Ronald Brooks is firmly against the proposed change in the law
“This is really a hoax being perpetrated on the voters of California to authorise their political agenda – that is to legalise marijuana as one step to legalise drugs in America because they simply don’t think the government ought to control drugs,” he adds.

“The people who are going to lose if this gets approved are the taxpayers, because we’re going to have increased costs associated with this, both healthcare and law enforcement costs, and the people who have to drive on the state’s highways who are going to be in danger from being hit by someone intoxicated from using cannabis. This is simply a reckless public policy,” he concludes.
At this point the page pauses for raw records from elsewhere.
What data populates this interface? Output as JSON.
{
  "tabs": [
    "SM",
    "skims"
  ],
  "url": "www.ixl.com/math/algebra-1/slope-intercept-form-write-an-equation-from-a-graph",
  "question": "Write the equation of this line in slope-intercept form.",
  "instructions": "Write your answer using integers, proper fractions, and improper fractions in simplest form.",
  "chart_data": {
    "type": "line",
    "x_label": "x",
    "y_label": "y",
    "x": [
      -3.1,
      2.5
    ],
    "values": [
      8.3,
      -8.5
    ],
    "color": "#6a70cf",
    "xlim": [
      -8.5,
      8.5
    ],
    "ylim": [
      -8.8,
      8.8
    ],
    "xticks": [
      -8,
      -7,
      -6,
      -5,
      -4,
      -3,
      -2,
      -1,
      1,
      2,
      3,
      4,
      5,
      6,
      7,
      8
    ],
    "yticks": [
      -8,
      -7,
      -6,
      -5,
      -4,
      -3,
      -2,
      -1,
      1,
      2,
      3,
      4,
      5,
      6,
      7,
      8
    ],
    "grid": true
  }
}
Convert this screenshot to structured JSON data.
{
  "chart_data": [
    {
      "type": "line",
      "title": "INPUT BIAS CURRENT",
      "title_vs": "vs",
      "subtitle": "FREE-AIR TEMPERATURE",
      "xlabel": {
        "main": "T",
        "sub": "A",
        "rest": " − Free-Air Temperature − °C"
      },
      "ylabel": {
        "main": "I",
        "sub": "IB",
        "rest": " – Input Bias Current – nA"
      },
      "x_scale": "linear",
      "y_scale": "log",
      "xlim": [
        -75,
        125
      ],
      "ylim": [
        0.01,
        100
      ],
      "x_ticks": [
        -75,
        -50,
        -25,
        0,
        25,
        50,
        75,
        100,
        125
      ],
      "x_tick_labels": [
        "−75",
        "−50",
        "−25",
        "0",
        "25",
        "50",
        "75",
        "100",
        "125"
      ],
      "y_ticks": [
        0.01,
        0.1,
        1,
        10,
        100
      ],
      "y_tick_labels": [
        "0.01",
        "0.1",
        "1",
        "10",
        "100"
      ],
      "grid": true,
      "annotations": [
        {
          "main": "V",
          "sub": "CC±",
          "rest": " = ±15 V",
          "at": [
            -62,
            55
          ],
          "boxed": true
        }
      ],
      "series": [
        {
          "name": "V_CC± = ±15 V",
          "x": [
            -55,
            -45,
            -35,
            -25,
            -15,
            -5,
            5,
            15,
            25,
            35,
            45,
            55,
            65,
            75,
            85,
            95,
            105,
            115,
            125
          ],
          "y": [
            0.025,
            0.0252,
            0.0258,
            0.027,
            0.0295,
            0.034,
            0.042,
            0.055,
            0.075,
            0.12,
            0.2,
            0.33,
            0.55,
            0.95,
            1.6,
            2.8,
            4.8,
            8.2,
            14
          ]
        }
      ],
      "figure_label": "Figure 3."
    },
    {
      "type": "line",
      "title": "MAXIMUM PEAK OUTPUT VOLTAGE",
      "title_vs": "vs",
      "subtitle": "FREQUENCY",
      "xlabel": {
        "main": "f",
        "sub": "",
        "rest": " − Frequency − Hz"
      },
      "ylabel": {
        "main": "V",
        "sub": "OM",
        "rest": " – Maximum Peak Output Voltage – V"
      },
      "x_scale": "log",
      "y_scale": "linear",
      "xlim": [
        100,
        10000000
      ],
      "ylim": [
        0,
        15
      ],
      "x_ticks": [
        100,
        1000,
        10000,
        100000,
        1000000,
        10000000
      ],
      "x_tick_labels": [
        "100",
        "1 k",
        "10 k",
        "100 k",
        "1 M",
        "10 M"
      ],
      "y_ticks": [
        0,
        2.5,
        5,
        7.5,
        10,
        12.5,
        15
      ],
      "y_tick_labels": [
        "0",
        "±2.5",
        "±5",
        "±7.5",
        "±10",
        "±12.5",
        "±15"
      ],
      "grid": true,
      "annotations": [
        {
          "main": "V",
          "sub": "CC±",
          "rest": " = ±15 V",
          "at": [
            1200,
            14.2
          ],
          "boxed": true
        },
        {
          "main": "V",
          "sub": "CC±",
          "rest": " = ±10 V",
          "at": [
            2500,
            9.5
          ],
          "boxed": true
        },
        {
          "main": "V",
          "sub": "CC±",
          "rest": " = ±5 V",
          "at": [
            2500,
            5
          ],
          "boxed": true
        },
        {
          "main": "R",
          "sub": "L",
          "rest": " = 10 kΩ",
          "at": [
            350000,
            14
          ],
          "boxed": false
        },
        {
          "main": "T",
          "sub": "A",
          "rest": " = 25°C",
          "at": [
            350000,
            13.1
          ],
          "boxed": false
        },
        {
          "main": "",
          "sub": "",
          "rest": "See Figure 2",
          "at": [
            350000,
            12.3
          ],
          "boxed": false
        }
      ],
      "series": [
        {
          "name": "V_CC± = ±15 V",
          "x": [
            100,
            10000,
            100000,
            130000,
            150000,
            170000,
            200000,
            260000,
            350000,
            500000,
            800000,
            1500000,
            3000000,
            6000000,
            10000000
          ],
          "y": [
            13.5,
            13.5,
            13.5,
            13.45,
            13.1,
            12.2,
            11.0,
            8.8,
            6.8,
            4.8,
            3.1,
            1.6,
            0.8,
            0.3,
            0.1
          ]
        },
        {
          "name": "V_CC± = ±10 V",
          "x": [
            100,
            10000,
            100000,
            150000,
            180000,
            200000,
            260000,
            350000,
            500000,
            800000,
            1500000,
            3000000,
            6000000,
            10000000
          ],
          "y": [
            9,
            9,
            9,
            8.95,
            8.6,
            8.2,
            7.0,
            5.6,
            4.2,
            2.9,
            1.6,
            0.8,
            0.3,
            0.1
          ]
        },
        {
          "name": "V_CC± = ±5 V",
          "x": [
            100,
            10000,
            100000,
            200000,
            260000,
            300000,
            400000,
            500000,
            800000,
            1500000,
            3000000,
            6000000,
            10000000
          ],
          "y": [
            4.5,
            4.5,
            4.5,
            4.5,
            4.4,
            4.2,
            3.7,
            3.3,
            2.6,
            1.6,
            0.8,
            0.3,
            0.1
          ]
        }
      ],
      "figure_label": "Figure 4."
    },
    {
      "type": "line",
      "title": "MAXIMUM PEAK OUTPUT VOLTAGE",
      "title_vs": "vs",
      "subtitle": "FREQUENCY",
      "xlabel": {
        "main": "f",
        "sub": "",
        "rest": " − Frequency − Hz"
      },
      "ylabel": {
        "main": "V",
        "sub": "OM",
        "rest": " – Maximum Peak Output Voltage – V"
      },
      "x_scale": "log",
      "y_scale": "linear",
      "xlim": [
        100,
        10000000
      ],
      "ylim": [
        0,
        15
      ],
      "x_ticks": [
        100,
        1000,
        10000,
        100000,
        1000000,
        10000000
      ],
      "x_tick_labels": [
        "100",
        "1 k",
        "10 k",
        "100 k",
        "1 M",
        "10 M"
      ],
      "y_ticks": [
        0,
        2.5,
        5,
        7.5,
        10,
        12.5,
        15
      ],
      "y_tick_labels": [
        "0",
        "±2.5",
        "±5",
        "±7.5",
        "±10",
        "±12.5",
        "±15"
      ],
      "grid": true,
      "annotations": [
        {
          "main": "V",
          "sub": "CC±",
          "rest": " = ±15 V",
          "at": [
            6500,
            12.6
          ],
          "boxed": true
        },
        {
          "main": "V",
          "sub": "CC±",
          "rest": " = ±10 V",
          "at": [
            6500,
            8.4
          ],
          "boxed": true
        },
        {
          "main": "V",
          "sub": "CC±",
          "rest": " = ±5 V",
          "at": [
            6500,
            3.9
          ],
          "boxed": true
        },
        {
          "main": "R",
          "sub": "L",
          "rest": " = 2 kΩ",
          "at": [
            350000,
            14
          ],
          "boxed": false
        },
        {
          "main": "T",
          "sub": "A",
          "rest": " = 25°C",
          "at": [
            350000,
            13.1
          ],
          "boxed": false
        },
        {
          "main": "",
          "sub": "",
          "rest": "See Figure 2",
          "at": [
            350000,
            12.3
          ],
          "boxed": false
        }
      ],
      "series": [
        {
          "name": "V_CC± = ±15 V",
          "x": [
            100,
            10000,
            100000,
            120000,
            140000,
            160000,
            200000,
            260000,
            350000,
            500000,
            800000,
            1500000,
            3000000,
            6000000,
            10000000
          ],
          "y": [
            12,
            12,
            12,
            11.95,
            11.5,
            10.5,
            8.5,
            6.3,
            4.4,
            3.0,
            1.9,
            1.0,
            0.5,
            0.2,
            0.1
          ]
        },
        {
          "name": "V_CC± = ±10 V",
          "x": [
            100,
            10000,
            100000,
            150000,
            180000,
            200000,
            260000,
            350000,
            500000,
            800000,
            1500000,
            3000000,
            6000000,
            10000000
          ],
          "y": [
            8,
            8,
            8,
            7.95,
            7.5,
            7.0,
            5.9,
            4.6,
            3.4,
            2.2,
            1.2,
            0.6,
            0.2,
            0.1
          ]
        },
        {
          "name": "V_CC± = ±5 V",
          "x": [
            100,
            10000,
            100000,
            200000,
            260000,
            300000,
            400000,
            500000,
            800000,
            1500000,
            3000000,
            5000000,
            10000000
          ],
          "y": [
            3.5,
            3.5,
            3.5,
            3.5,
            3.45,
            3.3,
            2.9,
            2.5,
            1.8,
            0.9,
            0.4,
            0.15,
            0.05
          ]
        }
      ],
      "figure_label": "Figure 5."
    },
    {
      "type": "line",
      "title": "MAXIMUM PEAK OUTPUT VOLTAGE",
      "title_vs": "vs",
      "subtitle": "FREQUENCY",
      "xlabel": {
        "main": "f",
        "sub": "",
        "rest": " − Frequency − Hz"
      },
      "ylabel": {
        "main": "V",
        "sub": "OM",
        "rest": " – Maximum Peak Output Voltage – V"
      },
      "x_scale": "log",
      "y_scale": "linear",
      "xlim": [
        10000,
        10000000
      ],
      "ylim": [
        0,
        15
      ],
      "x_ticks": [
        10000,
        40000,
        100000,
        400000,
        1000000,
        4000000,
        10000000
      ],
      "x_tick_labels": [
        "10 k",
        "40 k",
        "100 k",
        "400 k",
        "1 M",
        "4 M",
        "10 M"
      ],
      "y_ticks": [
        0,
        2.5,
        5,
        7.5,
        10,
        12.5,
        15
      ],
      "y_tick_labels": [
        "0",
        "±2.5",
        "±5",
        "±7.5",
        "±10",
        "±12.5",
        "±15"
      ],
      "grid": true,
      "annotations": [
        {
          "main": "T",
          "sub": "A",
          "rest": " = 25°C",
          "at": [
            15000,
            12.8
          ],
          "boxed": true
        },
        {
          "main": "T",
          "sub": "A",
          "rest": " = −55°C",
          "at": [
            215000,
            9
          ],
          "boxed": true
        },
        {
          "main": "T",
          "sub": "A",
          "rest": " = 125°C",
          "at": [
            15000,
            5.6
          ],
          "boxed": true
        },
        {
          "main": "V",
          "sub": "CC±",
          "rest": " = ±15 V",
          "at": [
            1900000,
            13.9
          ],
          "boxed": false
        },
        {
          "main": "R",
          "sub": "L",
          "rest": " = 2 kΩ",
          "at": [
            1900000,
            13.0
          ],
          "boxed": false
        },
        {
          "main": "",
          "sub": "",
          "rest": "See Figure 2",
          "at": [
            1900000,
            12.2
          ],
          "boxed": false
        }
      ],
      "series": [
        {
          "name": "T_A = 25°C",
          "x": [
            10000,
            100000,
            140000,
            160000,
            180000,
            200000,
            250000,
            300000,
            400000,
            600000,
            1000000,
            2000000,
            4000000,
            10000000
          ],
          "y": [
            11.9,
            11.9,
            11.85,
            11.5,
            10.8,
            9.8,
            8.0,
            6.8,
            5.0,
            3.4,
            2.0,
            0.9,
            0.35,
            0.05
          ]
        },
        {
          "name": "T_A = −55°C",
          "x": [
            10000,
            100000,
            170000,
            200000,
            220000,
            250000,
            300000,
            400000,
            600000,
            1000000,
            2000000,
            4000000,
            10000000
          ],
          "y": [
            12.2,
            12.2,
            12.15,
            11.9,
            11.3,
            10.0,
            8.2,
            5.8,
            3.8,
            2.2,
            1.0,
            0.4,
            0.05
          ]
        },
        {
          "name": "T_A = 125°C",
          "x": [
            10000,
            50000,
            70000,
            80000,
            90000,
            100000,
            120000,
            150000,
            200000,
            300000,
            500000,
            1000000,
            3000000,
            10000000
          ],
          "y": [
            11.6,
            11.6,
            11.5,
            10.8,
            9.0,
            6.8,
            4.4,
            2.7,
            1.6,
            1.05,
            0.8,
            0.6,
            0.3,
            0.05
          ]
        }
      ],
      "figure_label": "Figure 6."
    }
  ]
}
Back across the San Francisco Bay in Oakland, specifically Oaksterdam, the patrons of the Bulldog Cafe are enjoying their legally sanctioned right to consume marijuana for medicinal purposes.

Gary has travelled from Texas for the weekend to attend a seminar on the cannabis trade at the Oaksterdam University across the street.

He is in his 50s, but says he is hoping to take the information he has picked up in his course on the cannabis business and make a life-transforming move in the coming months to California.

“My girlfriend and I are interested in moving to California from Texas to become a part of this here. We’re not quite sure where we fit in but we want to get into the business itself. We feel it’s an emerging industry, and this is where I feel compelled to come,” he tells me as the smell of cannabis wafts through the room.

Like Gary, there are hundreds of others participating in the courses at the Oaksterdam University on any given week.

Beyond that, there are more than 200,000 people in the state registered as consumers of marijuana for medicinal purposes.

As for Mr Ammiano’s proposal to legalise marijuana in the state, that is still making its way through the California state assembly and it is difficult to say whether it will succeed or not.

What is clear, however, is that whatever the outcome of the legalisation proposal, the medical marijuana law and the multi-million dollar industry it has spawned appear to be here to stay in California.